I find Hollywood gives these pat stories, and they're reassuring stories, and I don't really want to give people that. Hollywood does all that work. I'm offering, sometimes, an alternative to that. The answers aren't black-and-white. There may not even be answers in certain instances. The ground is not necessarily solid, either. So you've got to keep awake the whole time, even after the movie is over.

[Steven Spielberg's films] are comforting, they always give you answers and I don't think they're very clever answers. The success of most Hollywood films these days is down to fact that they're comforting. They tie things up in nice little bows and give you answers, even if the answers are stupid, you go home and you don't have to think about it. The great filmmakers make you go home and think about it.

Port Talbot is a steel town, where everything is covered with gray iron ore dust. Even the beach is completely littered with dust, it's just black. The sun was setting, and it was quite beautiful. The contrast was extraordinary, I had this image of a guy sitting there on this dingy beach with a portable radio, tuning in these strange Latin escapist songs like 'Brazil.' The music transported him somehow and made his world less gray.

Well, I really want to encourage a kind of fantasy, a kind of magic. I love the term magic realism, whoever invented it – I do actually like it because it says certain things. It's about expanding how you see the world. I think we live in an age where we're just hammered, hammered to think this is what the world is. Television's saying, everything's saying 'That's the world.' And it's not the world. The world is a million possible things.

Nooo! Leave that to George Lucas, he' s really mastered the CGI acting. That scares me! I hate it! Everybody is so pleased and excited by it. Animation is animation. Animation is great. But it's when you're now taking what should be films full of people, living thinking, breathing, flawed creatures and you're controlling every moment of that, it's just death to me. It's death to cinema, I can't watch those Star Wars films, they're dead things.

What I want to do is make films that astonish people, that astound people, and I hope you want to do that too. It's easy to make money. It's easy to make films like everybody else. But to make films that explode like grenades in people's heads and leave shrapnel for the rest of their lives is a very important thing. That's what the great filmmakers did for me. I've got images from Fellini, from Bergman, from Kurowsawa, from Bunuel, all stuck in my brain.

A lot of people seem to get carried away that something that's made out of paper mâché is going to be better than not. And I always thought the original King Kong, that terrible little puppet with its hair going in all directions, was far more magical than Peter Jackson's incredibly beautifully rendered King Kong. So there's something to be said for a more primitive version of things. I think it's because it makes the audience work a little bit more, because you've got to invest it with life and reality, so I like doing that.

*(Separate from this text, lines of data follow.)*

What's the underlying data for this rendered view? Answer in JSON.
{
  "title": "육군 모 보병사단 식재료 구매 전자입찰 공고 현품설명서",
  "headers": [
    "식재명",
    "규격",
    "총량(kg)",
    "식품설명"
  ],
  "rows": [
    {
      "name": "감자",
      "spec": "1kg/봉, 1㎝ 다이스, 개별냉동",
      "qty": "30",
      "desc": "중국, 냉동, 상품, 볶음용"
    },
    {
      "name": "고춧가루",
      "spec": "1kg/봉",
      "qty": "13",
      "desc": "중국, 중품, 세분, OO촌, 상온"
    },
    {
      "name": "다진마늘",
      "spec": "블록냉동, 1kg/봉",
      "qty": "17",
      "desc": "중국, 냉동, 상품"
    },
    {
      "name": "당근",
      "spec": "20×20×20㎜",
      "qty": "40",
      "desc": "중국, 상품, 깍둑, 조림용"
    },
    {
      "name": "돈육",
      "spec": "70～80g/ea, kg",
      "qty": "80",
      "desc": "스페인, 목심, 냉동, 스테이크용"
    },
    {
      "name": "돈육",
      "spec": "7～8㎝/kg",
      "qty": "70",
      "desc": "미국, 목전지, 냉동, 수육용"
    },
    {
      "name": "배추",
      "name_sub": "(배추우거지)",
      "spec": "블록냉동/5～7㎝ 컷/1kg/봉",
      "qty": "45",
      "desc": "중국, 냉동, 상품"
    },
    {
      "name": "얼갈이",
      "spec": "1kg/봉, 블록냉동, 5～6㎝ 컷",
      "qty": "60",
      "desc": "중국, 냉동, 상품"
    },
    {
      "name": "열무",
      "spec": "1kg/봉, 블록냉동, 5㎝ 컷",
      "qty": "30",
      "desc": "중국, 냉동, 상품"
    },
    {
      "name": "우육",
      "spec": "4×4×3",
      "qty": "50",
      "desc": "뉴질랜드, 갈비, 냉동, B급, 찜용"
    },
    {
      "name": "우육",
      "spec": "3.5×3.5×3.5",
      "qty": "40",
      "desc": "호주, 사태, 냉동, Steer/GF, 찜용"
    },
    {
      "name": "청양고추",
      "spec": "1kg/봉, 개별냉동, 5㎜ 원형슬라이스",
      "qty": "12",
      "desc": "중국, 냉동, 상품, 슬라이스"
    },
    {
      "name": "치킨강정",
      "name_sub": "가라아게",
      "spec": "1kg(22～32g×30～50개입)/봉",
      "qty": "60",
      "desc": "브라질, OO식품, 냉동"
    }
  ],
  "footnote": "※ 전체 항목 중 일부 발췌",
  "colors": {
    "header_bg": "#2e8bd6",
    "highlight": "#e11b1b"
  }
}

I think [Hollywood] has achieved everything they’ve always dreamed of. The audience now seems to be very dumb. They pay money to watch the same film. Now, you could argue, that's because it makes them feel comfortable. When they go to a movie now, it's almost like hearing a pop song. You know the rhythms, you know when the downbeat is going to come, you know when the explosion is going to come… And so as life becomes more complex, as the economy is in trouble, people cling to what makes them comfortable, so they go again and again to see the same movie.